For me navy birdseye is the ultimate traditional cloth for a timeless, all-season suit that is definitely contemporary enough to be worn today and is also durable for regular office wear. When you see someone wearing a well-cut navy birdseye suit you know that he is seasoned. Personally I love the birdseye weave. To me it gives you a mature look that is both perfect for every day wear and durable enough for a hard day in the office. The navy birdseye is one of my favourite patterns for a suit because it creates a subtle surface interest that has a great depth to it without being too distracting. It’s also a very welcome variation from the usual plainer suit cloths helping you subtly stand out from the crowd without people quite knowing why.
Will a navy birdseye suit you and your style? Of course it will.
An excellent example of a herringbone fabric….but very difficult to photograph too! The fabric is from Hield Mills, in Huddersfield and is a glorious blue. This suit is in its baste stage for one of our customers who works for a large international financial group and who, interestingly, told us that the Chinese save 50% of all of their income. It puts the British to shame. Unfortunately, the photograph may not do the pattern justice, but it will turn out to be a very striking and very sharp suit.
Fabric: English wool
Fabric source: West Yorkshire, England
Cut: Elegant, Three Piece, Single Breasted
Notes: A great looking Henry Herbert suit modelled extremely well by its customer, Mr Tom Duxberry. The fabric is from Bateman & Ogden in West Yorkshire and sits sharply on top of the single button waistcoat. Tom is owner and chef of the lovely Marneys Village Inn, in Weston Green, Surrey.
An extremely rare breed of suit – brown. It is made even more rare by the special velvet trim collar and made even more special by the very difficult sewing surround of the last cuff button! (The colour matches the lining). This was an incredibly difficult three-piece suit, which took Henry Herbert 37.5 hours of tailoring to complete, but well worth the toil. The fabric is a splendid Super 100’s wool from Holland & Sherry.
A special shirt we have made for the Managing Director of a large media firm. The fabric is from Acorn, in Lancashire, and is made of an excellent English cotton. The shirt is made even more unusual by the special collar trim and button sewing surround. Every part of this shirt was handmade, in London. Come and visit us (or we can visit you) to find out more about the different processes involved in making your handmade, bespoke shirt.
A Henry Herbert three-piece suit for the wedding of Mr Steve Hunter. Mr Hunter is a Cardiothoracic surgeon in the North West of England and is a fascinating professional to converse with. We chose a glorious fabric from Hield, a Huddersfield based mill and one not a million miles away from where Mr Hunter works.

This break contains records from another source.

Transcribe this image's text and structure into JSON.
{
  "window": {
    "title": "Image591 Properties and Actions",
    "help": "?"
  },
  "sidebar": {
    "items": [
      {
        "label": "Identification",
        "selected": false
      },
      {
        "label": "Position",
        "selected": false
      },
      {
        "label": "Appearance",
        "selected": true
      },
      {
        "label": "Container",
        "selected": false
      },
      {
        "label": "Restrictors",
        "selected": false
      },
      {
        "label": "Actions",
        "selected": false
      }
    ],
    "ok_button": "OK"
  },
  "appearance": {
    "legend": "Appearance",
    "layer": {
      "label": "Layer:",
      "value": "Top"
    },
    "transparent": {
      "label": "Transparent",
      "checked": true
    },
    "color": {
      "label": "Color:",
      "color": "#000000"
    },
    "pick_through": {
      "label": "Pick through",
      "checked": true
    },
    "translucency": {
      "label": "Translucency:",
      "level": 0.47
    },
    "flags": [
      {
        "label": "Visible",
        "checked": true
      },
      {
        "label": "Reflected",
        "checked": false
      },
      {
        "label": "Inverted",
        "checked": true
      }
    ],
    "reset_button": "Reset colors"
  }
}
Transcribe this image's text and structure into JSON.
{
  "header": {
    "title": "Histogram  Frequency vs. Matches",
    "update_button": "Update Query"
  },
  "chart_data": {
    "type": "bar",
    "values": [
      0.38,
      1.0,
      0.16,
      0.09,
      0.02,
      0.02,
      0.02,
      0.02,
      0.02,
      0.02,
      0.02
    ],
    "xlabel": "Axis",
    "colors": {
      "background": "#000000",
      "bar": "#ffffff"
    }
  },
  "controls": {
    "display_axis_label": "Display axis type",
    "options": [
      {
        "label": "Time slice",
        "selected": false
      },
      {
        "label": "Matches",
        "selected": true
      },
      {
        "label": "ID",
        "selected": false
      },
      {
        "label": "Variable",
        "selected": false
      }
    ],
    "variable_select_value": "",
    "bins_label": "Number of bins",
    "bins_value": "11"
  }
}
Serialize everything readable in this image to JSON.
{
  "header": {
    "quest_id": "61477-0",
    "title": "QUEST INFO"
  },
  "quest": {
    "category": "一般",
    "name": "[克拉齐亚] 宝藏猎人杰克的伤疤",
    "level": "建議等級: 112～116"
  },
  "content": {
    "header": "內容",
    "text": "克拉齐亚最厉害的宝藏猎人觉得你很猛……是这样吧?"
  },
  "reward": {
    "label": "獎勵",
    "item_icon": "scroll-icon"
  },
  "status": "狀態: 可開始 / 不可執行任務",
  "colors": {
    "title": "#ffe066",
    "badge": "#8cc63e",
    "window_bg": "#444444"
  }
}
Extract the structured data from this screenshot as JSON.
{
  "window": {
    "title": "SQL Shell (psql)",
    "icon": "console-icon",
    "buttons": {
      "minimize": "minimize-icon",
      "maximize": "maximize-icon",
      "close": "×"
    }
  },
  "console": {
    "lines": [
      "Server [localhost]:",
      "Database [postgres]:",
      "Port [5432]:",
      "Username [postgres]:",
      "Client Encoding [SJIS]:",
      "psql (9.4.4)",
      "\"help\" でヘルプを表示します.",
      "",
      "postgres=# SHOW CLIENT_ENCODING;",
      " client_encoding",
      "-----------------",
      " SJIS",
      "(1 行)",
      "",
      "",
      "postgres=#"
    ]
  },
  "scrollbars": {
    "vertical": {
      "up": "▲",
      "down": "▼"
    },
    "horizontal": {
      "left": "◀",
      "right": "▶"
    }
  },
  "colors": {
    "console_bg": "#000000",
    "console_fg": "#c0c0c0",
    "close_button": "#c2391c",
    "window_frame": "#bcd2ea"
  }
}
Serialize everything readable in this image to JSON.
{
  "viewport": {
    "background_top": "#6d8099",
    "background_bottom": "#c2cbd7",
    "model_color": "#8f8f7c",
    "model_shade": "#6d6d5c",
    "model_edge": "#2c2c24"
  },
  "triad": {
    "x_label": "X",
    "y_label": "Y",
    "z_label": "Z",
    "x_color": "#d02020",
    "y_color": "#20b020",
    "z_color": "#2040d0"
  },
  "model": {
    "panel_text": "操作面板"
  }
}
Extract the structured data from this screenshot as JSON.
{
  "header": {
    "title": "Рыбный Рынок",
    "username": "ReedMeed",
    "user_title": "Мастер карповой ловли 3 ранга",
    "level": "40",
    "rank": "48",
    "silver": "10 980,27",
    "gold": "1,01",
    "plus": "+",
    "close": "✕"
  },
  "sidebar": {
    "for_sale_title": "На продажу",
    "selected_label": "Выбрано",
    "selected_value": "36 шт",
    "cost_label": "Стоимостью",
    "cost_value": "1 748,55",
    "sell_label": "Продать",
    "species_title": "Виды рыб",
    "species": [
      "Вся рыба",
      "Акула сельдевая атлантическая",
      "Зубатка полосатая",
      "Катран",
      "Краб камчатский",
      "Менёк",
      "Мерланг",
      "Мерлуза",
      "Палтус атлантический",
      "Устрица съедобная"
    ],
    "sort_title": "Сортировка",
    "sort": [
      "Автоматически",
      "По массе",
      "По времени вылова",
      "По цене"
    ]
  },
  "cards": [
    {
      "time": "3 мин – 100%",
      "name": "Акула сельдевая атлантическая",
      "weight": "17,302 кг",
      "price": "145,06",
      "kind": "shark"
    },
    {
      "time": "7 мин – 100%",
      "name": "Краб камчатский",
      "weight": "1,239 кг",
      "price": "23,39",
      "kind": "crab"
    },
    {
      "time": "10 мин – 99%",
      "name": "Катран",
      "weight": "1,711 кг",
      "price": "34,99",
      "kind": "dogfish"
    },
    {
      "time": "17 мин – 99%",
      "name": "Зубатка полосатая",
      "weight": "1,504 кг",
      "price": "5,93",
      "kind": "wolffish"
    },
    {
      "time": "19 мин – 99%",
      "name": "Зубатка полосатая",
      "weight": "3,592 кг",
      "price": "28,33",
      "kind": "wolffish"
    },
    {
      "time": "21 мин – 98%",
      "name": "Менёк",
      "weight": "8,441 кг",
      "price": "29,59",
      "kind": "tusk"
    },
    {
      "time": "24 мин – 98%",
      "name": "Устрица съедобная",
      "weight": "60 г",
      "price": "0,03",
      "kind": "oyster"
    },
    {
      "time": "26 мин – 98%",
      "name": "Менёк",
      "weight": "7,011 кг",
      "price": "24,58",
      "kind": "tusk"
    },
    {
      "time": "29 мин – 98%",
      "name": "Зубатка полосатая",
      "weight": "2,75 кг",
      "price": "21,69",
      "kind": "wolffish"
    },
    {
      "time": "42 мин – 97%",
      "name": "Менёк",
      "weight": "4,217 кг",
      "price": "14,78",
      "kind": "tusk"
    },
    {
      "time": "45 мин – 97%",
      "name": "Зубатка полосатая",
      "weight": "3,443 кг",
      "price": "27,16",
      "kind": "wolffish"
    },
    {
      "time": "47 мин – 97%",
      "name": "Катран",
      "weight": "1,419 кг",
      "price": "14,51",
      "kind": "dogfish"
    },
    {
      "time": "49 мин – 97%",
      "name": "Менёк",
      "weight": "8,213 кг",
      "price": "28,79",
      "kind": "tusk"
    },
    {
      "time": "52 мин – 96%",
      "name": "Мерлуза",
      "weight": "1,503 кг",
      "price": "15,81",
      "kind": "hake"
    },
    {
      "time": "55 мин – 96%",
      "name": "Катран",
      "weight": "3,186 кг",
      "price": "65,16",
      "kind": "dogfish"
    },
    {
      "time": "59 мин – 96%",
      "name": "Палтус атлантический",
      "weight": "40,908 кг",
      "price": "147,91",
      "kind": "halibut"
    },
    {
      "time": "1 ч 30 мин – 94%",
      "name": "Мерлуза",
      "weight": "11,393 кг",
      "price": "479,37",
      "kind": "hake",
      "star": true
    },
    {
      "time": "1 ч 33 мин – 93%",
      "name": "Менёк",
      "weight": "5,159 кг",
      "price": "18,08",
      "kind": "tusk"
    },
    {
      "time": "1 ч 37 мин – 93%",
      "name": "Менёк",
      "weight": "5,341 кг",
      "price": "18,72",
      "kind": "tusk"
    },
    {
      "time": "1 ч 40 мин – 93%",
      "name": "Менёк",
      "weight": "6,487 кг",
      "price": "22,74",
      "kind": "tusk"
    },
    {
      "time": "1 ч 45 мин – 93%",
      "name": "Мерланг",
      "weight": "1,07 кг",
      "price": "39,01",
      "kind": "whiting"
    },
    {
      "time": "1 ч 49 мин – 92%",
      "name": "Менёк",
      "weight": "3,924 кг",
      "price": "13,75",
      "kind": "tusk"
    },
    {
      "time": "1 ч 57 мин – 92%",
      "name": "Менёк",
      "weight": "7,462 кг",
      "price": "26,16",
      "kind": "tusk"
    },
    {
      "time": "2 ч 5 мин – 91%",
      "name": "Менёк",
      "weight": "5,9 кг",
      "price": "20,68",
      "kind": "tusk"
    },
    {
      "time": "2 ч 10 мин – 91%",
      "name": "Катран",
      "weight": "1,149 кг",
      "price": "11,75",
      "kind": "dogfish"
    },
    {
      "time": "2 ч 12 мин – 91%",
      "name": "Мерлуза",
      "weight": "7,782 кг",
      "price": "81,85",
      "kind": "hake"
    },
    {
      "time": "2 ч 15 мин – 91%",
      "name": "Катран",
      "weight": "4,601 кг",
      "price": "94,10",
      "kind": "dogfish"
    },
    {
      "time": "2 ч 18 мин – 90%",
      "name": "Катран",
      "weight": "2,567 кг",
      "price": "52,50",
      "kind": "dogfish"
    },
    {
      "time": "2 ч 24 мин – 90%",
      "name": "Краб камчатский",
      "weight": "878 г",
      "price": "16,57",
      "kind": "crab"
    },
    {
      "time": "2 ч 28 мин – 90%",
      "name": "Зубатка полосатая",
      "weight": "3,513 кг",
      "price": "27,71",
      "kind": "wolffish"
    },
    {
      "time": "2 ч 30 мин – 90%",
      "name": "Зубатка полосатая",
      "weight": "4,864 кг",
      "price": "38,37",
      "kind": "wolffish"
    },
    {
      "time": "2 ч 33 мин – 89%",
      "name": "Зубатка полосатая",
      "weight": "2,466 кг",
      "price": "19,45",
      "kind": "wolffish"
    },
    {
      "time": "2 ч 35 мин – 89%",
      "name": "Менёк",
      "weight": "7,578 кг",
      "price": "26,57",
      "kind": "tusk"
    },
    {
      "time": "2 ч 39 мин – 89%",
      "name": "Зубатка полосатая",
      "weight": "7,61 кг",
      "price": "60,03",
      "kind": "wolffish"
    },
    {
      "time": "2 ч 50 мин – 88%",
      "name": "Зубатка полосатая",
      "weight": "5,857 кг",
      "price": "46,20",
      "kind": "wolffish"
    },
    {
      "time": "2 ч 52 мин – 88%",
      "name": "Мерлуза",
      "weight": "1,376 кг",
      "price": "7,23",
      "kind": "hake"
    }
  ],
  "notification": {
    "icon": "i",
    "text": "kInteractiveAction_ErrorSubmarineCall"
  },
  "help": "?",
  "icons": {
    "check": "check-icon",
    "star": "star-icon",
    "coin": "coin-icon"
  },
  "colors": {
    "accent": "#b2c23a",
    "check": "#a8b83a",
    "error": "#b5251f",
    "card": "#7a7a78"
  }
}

Henry Herbert was invited to make a morning suit and waistcoat for the gentleman pictured above – a young lawyer from London, who married in the South of France. We chose the traditional trouser cloth from Bateman & Ogden (a Yorkshire mill) and the cloth for the coat and the waistcoat was made by Dugdale Brothers, of Huddersfield. A great looking morning suit to match his splendid looking bride.
On the inside of every Henry Herbert jacket, you will always find a label, discreetly hidden inside the inner pocket, stating the date we made the suit and who it was made for. This is a tradition of Savile Row, one of many personal and subtle finishes of a bespoke suit by Henry Herbert Tailors.